On Jan 31, 2013, at 12:17 PM, Adam Ryczkowski <adam.ryczkow...@statystyka.net> 
wrote:
>>> 
>> When you create a btrfs file system, by default the data profile is single, 
>> and metadata profile is dup. When you add another device to the volume, it 
>> stays this way. The single data profile behaves similar to LVM linear, 
>> except btrfs will alternate chunk allocations between devices, so that one 
>> isn't just sitting there spinning for a month and not being used at all.
>> 
>> So it's not striping.
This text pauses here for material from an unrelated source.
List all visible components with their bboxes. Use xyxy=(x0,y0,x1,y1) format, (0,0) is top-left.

But even if it were striping, that would help you on 
>> write performance in particular because now it's effectively RAID 60. I 
>> don't see why striping is considered fragmentation.
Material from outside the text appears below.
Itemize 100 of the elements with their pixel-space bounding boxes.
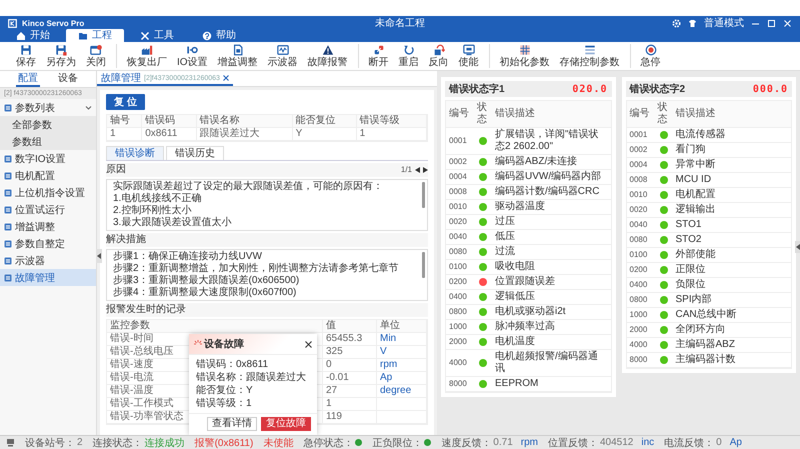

> Well, if the devices are on the same physical hard-drive, than sequential 
> file reading would cause hard drive heads to seek between the first and the 
> other partition on every extent. This is something equivalent to 
> defragmentation;

You wouldn't make the volume larger by adding devices in this case regardless 
of the profile used. You'd first grow the underlying layers. And then resize 
the file system.

> it is only good if the partitions are on separate hard drives.

Yes obviously. But even better is to not partition your devices at all if 
you're concerned about efficiency. Just use the whole drive as the device.